Cell phones, coltan and gorillas February 6, 2008Posted by Andreas in Environment, Sustainable Living.
I’m not a big cell phone user, but I’ve worked my way through several over the last few years. I can’t be bothered about having the latest, smallest and smartest model on the market, but most of them don’t seem to last more than a year or two. Clearly a case of built-in obsolescence.

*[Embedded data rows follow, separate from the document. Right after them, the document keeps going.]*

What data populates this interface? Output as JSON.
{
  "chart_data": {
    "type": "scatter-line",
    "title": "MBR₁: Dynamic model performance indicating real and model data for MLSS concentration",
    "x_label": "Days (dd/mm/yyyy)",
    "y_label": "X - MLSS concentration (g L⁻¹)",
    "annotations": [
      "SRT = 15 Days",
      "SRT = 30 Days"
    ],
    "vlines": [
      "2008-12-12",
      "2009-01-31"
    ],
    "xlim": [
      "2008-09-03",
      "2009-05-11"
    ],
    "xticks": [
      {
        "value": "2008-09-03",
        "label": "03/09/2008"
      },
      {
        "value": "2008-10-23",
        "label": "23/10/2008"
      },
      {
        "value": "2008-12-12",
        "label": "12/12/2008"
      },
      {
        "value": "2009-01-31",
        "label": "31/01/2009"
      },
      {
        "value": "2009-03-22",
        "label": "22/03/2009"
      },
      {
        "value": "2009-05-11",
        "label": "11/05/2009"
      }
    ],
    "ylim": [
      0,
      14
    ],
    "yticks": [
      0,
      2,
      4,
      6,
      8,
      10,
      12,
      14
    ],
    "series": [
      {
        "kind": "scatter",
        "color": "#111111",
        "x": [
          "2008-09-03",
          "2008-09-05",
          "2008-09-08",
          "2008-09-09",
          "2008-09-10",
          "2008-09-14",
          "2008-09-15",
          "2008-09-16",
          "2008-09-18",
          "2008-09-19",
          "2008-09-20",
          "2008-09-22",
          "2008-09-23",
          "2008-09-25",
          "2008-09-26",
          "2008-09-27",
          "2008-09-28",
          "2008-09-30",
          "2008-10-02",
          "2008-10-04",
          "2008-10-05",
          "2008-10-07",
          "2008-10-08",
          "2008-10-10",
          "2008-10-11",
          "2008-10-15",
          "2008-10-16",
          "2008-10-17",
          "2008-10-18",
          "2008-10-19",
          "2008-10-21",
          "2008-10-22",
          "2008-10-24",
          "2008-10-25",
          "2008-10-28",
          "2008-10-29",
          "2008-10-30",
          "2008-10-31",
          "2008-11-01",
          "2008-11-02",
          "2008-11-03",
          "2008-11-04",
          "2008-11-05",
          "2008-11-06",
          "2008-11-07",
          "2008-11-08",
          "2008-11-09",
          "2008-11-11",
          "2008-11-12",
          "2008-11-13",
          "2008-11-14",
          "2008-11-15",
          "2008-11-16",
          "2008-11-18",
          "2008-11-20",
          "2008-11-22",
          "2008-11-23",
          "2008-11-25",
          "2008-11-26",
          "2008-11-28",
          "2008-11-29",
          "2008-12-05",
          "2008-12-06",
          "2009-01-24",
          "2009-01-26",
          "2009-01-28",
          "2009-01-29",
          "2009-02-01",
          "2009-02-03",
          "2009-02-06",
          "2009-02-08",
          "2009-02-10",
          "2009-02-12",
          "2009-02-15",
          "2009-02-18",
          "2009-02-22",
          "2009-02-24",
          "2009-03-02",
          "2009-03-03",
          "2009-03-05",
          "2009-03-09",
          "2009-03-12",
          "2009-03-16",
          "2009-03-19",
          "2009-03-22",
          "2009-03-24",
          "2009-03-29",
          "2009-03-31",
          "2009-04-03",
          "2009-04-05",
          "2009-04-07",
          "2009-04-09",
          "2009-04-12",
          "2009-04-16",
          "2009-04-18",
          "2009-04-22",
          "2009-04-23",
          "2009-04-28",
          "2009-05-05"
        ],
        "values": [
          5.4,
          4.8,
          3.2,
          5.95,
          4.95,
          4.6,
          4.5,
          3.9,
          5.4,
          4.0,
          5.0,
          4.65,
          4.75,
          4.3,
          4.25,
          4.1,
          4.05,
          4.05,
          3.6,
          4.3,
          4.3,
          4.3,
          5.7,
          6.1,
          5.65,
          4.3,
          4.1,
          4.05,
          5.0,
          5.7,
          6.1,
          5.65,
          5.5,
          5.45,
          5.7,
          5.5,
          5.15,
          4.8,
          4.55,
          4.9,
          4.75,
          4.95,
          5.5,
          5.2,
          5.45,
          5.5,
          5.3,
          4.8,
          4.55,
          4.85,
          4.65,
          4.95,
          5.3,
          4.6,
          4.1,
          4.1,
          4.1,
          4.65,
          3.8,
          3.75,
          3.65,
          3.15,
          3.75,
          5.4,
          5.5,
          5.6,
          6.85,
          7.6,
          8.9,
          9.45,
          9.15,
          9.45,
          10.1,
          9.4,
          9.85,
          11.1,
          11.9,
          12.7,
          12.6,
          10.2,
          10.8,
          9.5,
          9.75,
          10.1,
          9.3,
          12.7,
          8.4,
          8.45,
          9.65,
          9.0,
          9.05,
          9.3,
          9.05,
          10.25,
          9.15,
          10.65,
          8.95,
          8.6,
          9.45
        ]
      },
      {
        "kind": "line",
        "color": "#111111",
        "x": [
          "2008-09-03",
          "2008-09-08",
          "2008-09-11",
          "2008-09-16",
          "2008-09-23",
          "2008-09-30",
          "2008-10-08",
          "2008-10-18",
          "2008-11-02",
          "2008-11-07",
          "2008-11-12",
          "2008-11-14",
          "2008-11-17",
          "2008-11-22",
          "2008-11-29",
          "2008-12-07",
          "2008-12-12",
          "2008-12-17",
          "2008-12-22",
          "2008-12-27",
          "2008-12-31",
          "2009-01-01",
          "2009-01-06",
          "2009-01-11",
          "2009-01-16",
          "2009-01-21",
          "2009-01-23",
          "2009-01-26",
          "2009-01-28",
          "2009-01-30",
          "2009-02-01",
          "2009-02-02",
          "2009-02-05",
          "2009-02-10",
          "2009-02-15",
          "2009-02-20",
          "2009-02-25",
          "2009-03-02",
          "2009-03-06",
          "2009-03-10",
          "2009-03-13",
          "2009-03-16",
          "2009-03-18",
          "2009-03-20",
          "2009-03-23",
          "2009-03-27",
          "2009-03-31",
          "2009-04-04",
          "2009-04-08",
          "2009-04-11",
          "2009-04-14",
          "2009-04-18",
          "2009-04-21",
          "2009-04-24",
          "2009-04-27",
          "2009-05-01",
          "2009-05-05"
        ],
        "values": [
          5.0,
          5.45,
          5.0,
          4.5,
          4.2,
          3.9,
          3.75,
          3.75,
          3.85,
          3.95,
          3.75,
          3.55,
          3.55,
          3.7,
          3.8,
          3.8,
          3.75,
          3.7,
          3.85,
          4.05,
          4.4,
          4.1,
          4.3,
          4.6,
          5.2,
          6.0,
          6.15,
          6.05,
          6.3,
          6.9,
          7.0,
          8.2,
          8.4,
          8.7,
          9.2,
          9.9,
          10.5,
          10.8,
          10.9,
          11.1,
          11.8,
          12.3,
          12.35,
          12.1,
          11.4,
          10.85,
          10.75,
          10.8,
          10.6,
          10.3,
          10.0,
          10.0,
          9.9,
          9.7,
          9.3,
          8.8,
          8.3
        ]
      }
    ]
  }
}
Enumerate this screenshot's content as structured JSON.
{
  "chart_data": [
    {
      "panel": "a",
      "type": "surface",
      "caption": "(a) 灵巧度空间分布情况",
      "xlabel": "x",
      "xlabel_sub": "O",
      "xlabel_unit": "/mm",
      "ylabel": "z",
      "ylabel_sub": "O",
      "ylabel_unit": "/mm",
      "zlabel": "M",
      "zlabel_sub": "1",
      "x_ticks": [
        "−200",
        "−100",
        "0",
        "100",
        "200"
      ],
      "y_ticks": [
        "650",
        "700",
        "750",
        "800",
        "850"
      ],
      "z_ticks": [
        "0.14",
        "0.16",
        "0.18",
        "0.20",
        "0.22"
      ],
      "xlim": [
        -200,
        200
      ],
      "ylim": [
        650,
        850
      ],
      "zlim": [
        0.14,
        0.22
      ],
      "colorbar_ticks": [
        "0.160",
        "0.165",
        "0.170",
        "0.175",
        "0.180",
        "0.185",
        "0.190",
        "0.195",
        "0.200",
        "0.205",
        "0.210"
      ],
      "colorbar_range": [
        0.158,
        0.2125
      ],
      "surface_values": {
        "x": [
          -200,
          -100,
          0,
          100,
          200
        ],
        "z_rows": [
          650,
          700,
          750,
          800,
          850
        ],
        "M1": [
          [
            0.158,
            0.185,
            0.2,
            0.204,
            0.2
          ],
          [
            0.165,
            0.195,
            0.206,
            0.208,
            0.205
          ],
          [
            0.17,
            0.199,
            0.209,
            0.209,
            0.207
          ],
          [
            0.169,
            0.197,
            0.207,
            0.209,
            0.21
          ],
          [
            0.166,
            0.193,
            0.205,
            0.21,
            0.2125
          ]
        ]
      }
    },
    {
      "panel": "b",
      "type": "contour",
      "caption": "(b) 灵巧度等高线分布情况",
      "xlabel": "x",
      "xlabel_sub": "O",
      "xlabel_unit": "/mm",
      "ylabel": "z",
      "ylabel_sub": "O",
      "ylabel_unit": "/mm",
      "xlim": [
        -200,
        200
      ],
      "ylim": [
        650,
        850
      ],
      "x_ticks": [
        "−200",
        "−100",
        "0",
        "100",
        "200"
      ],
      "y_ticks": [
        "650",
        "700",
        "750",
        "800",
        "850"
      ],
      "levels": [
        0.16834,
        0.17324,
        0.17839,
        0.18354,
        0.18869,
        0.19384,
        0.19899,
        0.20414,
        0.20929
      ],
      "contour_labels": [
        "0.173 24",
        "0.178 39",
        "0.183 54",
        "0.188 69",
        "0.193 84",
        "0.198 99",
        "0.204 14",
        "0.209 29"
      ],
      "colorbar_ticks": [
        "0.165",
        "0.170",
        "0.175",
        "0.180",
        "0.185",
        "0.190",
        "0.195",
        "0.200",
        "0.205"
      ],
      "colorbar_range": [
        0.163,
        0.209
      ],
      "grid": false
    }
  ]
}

Just chucking away my old cell phones has always been an issue for me (which is probably why most of them end up in the bottom of some drawer), especially after reading a bit about coltan, a mineral that is an important component in cell phones. Eighty per cent of the world’s coltan (short for columbite-tantalite) comes from the Democratic Republic of Congo, where it has financed various groups fighting in regional civil wars and led to increasing deforestation in the Kahuzi Biega National Park, resulting in the decimation of the local gorilla population. “Within the Dem. Rep. of Congo as a whole, the U.N. Environment Program has reported that the number of eastern lowland gorillas in eight Dem. Rep. of Congo national parks has declined by 90% over the past 5 years, and only 3,000 now remain.”
Here’s an interesting video clip from the US, where cell phone recycling seems to be an option at least in some places:
Anyone have any good ideas about where to take old cell phones in South Africa?